High-Throughput Toxicity Screening
The CMOS-based microelectrode array (MEA) system combines the advantages of both MEA systems and patch clamp systems, enabling noninvasive recording from complete cellular monolayers. It can record intracellular action potentials. With more than 16,000 sensor sites that can be addressed individually, the chip increases data output at single-cell resolution.
The new silicon microelectrode array platform developed by Dries Braeken, Ph.D., R&D team leader, and his colleagues at the Interuniversitair Micro-Electronica Centrum (IMEC) in Belgium, is equipped with thousands of sensors on a single silicon chip, to target single cells growing on the surface. The standard silicon technology integrating all amplifiers, filters, stimulation and impedance circuitry into the chip, facilitates massive parallelization and increasingly efficient and cheaper systems. Additional ultra-small electrodes enable recording and stimulation of single cells.
As Dr. Braeken explained, “We developed a new assay to record signals that are much larger in amplitude than extracellular signals—up to 20 mV versus one to two mV.”
These signals closely resemble intracellular signals recorded with patch clamp techniques. The assay makes use of the integrated stimulation circuitry to create transient nanopores by electroporation of the membrane patch. This creates a low-resistance path to the intracellular milieu, enabling observation of the full shape of the action potential. The intracellular signals are available from a single cell over five consecutive days.

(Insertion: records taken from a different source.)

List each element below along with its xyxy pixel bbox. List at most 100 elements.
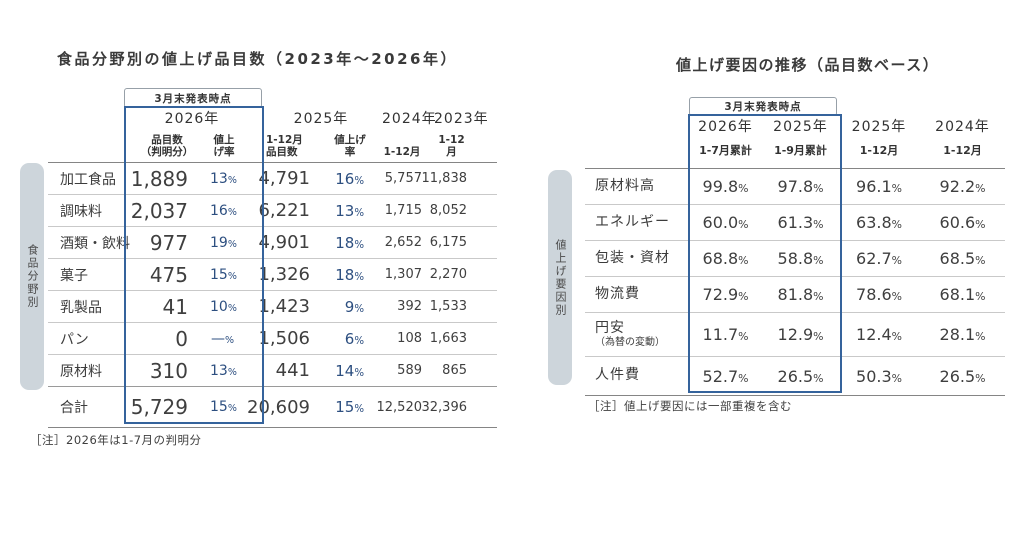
- left-side-label-bar: 食品分野別: [20, 163, 44, 390]
- row-label-main: エネルギー: [595, 213, 670, 230]
- table-cell: 50.3%: [856, 366, 902, 386]
- table-cell: 15%: [335, 398, 364, 416]
- left-table-header: 2026年 2025年 2024年 2023年 品目数 （判明分） 値上げ率 1-12月 品…: [48, 106, 497, 162]
- table-cell: 4,791: [258, 168, 310, 189]
- table-cell: 1,506: [258, 328, 310, 349]
- table-row: 物流費 72.9% 81.8% 78.6% 68.1%: [585, 276, 1005, 312]
- row-label: パン: [60, 331, 89, 348]
- column-subheader: 1-12月: [383, 146, 421, 159]
- table-row: 調味料 2,037 16% 6,221 13% 1,715 8,052: [48, 194, 497, 226]
- table-row: 乳製品 41 10% 1,423 9% 392 1,533: [48, 290, 497, 322]
- table-cell: 589: [397, 363, 422, 378]
- table-cell: 11,838: [421, 171, 468, 186]
- table-row: 加工食品 1,889 13% 4,791 16% 5,757 11,838: [48, 163, 497, 194]
- column-subheader: 値上げ率: [334, 133, 366, 159]
- table-row: 原材料 310 13% 441 14% 589 865: [48, 354, 497, 386]
- table-cell: 1,533: [429, 299, 467, 314]
- row-label: 原材料高: [585, 178, 688, 196]
- table-cell: 13%: [210, 170, 237, 187]
- table-cell: 58.8%: [777, 249, 824, 268]
- right-side-label-bar: 値上げ要因別: [548, 170, 572, 385]
- table-cell: 18%: [335, 265, 364, 284]
- left-announce-badge: 3月末発表時点: [124, 88, 262, 108]
- table-cell: 441: [275, 360, 310, 381]
- table-cell: 1,715: [384, 203, 422, 218]
- total-row-label: 合計: [60, 400, 88, 416]
- header-period: 1-9月累計: [774, 144, 827, 157]
- table-cell: —%: [210, 330, 234, 347]
- table-cell: 310: [149, 358, 188, 383]
- table-cell: 13%: [210, 362, 237, 379]
- left-table: 2026年 2025年 2024年 2023年 品目数 （判明分） 値上げ率 1-12月 品…: [48, 106, 497, 428]
- row-label-main: 物流費: [595, 285, 640, 302]
- table-cell: 1,423: [258, 296, 310, 317]
- right-header-years-row: 2026年 2025年 2025年 2024年: [585, 114, 1005, 138]
- column-subheader: 1-12月: [438, 133, 465, 159]
- table-cell: 18%: [335, 233, 364, 252]
- header-year: 2025年: [773, 119, 828, 135]
- header-2025: 2025年: [293, 111, 349, 127]
- table-cell: 12.4%: [856, 325, 902, 344]
- table-row: 円安 （為替の変動） 11.7% 12.9% 12.4% 28.1%: [585, 312, 1005, 356]
- table-cell: 81.8%: [777, 285, 824, 304]
- table-cell: 10%: [210, 298, 237, 315]
- column-subheader: 値上げ率: [213, 133, 235, 159]
- table-cell: 52.7%: [702, 366, 749, 386]
- table-cell: 60.0%: [702, 213, 749, 232]
- table-cell: 15%: [210, 399, 237, 415]
- table-cell: 14%: [335, 361, 364, 380]
- table-cell: 41: [162, 294, 188, 319]
- table-cell: 19%: [210, 234, 237, 251]
- table-cell: 392: [397, 299, 422, 314]
- header-year: 2025年: [851, 119, 907, 135]
- table-cell: 68.8%: [702, 249, 749, 268]
- table-cell: 6,221: [258, 200, 310, 221]
- table-cell: 6%: [344, 329, 364, 348]
- table-cell: 63.8%: [856, 213, 902, 232]
- row-label: 酒類・飲料: [60, 235, 130, 252]
- header-year: 2024年: [935, 119, 990, 135]
- table-cell: 108: [397, 331, 422, 346]
- row-label: 調味料: [60, 203, 102, 220]
- table-cell: 16%: [335, 169, 364, 188]
- table-cell: 2,652: [384, 235, 422, 250]
- table-cell: 12,520: [376, 399, 423, 415]
- table-cell: 20,609: [247, 396, 310, 418]
- header-period: 1-7月累計: [699, 144, 752, 157]
- row-label: 加工食品: [60, 171, 116, 188]
- header-2024: 2024年: [382, 111, 437, 127]
- row-label-sub: （為替の変動）: [595, 337, 665, 349]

For example, cardiac cellular signals recorded by this chip allowed for the accurate measurement of cardiac action potential duration, upstroke velocity, and different phases of the downstroke.
The CMOS MEA system is poised for a multiwell format, allowing ultra-high throughput without compromising signal quality. Software design and automation should enable extraction of specific ion channel parameters for drug screening. The technology can be integrated in organ-on-a-chip systems for more advanced predictive toxicology screening of cardiac or neuronal cells.
Dr. Braeken also presented a lens-free imaging method that is cheaper than conventional microscopy, while providing detailed information and a large field of view.
“Lens-free imaging makes it possible to perform bright-field microscopy of cells with high resolution—to 1.4 µm—and a large field of view—up to 20 mm,” he elaborates.
With this approach, the sample under investigation is illuminated by a coherent light source, and diffraction patterns are captured on a CMOS imager chip positioned underneath the sample. Images from cell cultures are obtained using dedicated image reconstruction algorithms.
“The lens-free imaging system is an optical component-free, compact, and cheap imaging system with high resolution and a large field of view,” Dr. Braeken claimed.
The resulting images are comparable to those taken with a conventional phase contrast microscope. The technique also enables reconstruction of a holographic image of cells. It is portable inside a cell incubator for direct time-lapse imaging.
Integrating the lens-free imaging system into cell bioreactors helps to monitor the kinetics of cell growth and differentiation, for example, in human stem cell cultures.